El propio Trump fue el encargado de anunciar el acuerdo a través de su red social, antes de que este jueves ambas partes sellaran el pacto en la ciudad egipcia de Sharm el-Sheij, en presencia de representantes internacionales, según ha confirmado el Gobierno israelí.
Un acuerdo histórico con mediación estadounidense
El alto el fuego entrará en vigor este viernes e incluye tres puntos clave:
- La liberación de los rehenes retenidos por Hamás en la Franja de Gaza.
- La llegada de ayuda humanitaria internacional para la población civil.
- La retirada progresiva de las fuerzas israelíes hasta la línea de seguridad acordada entre Trump y el primer ministro israelí, Benjamín Netanyahu.
Estas medidas siguen el marco establecido en la propuesta de paz presentada por la Casa Blanca la semana pasada.
Reacciones y cautela entre las familias de los rehenes
Las familias de los 48 rehenes israelíes, de los cuales una veintena seguiría con vida, han recibido la noticia con emoción, esperanza y cierta preocupación. Según el Ejecutivo de Netanyahu, las primeras liberaciones podrían producirse el lunes.

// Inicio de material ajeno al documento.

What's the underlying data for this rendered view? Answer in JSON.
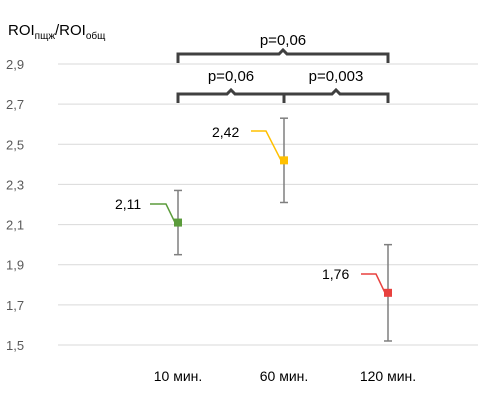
{
  "chart_data": {
    "type": "scatter",
    "ylabel_main": "ROI",
    "ylabel_sub1": "пщж",
    "ylabel_sep": "/ROI",
    "ylabel_sub2": "общ",
    "categories": [
      "10 мин.",
      "60 мин.",
      "120 мин."
    ],
    "ylim": [
      1.5,
      2.9
    ],
    "yticks": [
      "1,5",
      "1,7",
      "1,9",
      "2,1",
      "2,3",
      "2,5",
      "2,7",
      "2,9"
    ],
    "ytick_values": [
      1.5,
      1.7,
      1.9,
      2.1,
      2.3,
      2.5,
      2.7,
      2.9
    ],
    "grid": true,
    "points": [
      {
        "category": "10 мин.",
        "value": 2.11,
        "label": "2,11",
        "error_low": 1.95,
        "error_high": 2.27,
        "color": "#5b9b3b"
      },
      {
        "category": "60 мин.",
        "value": 2.42,
        "label": "2,42",
        "error_low": 2.21,
        "error_high": 2.63,
        "color": "#ffc000"
      },
      {
        "category": "120 мин.",
        "value": 1.76,
        "label": "1,76",
        "error_low": 1.52,
        "error_high": 2.0,
        "color": "#e8413e"
      }
    ],
    "comparisons": [
      {
        "from": "10 мин.",
        "to": "120 мин.",
        "label": "p=0,06"
      },
      {
        "from": "10 мин.",
        "to": "60 мин.",
        "label": "p=0,06"
      },
      {
        "from": "60 мин.",
        "to": "120 мин.",
        "label": "p=0,003"
      }
    ],
    "colors": {
      "grid": "#d9d9d9",
      "error_bar": "#7f7f7f",
      "bracket": "#404040"
    }
  }
}
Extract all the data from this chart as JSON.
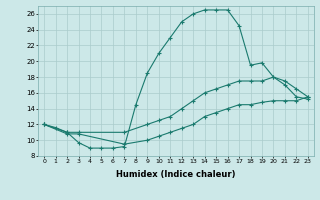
{
  "xlabel": "Humidex (Indice chaleur)",
  "bg_color": "#cce8e8",
  "grid_color": "#aacccc",
  "line_color": "#1a7a6e",
  "xlim": [
    -0.5,
    23.5
  ],
  "ylim": [
    8,
    27
  ],
  "xticks": [
    0,
    1,
    2,
    3,
    4,
    5,
    6,
    7,
    8,
    9,
    10,
    11,
    12,
    13,
    14,
    15,
    16,
    17,
    18,
    19,
    20,
    21,
    22,
    23
  ],
  "yticks": [
    8,
    10,
    12,
    14,
    16,
    18,
    20,
    22,
    24,
    26
  ],
  "line1_x": [
    0,
    1,
    2,
    3,
    4,
    5,
    6,
    7,
    8,
    9,
    10,
    11,
    12,
    13,
    14,
    15,
    16,
    17,
    18,
    19,
    20,
    21,
    22,
    23
  ],
  "line1_y": [
    12,
    11.6,
    11,
    9.7,
    9,
    9,
    9,
    9.2,
    14.5,
    18.5,
    21,
    23,
    25,
    26,
    26.5,
    26.5,
    26.5,
    24.5,
    19.5,
    19.8,
    18,
    17,
    15.5,
    15.2
  ],
  "line2_x": [
    0,
    2,
    3,
    7,
    9,
    10,
    11,
    12,
    13,
    14,
    15,
    16,
    17,
    18,
    19,
    20,
    21,
    22,
    23
  ],
  "line2_y": [
    12,
    11,
    11,
    11,
    12,
    12.5,
    13,
    14,
    15,
    16,
    16.5,
    17,
    17.5,
    17.5,
    17.5,
    18,
    17.5,
    16.5,
    15.5
  ],
  "line3_x": [
    0,
    2,
    3,
    7,
    9,
    10,
    11,
    12,
    13,
    14,
    15,
    16,
    17,
    18,
    19,
    20,
    21,
    22,
    23
  ],
  "line3_y": [
    12,
    10.8,
    10.8,
    9.5,
    10,
    10.5,
    11,
    11.5,
    12,
    13,
    13.5,
    14,
    14.5,
    14.5,
    14.8,
    15,
    15,
    15,
    15.5
  ]
}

Por su parte, Hamás ha agradecido el papel de los países mediadores, destacando que el acuerdo “garantiza el cumplimiento de los compromisos adquiridos”. En un comunicado, la organización islamista subrayó que “no renunciará a los derechos nacionales del pueblo palestino hasta alcanzar la libertad, la independencia y la autodeterminación”.
Primer paso hacia la estabilidad
El alto el fuego supone un paso decisivo en un conflicto que ha dejado miles de víctimas y una región devastada. Sin embargo, analistas advierten de que la verdadera prueba será el cumplimiento efectivo del acuerdo y la gestión del futuro político y humanitario de Gaza en los próximos meses.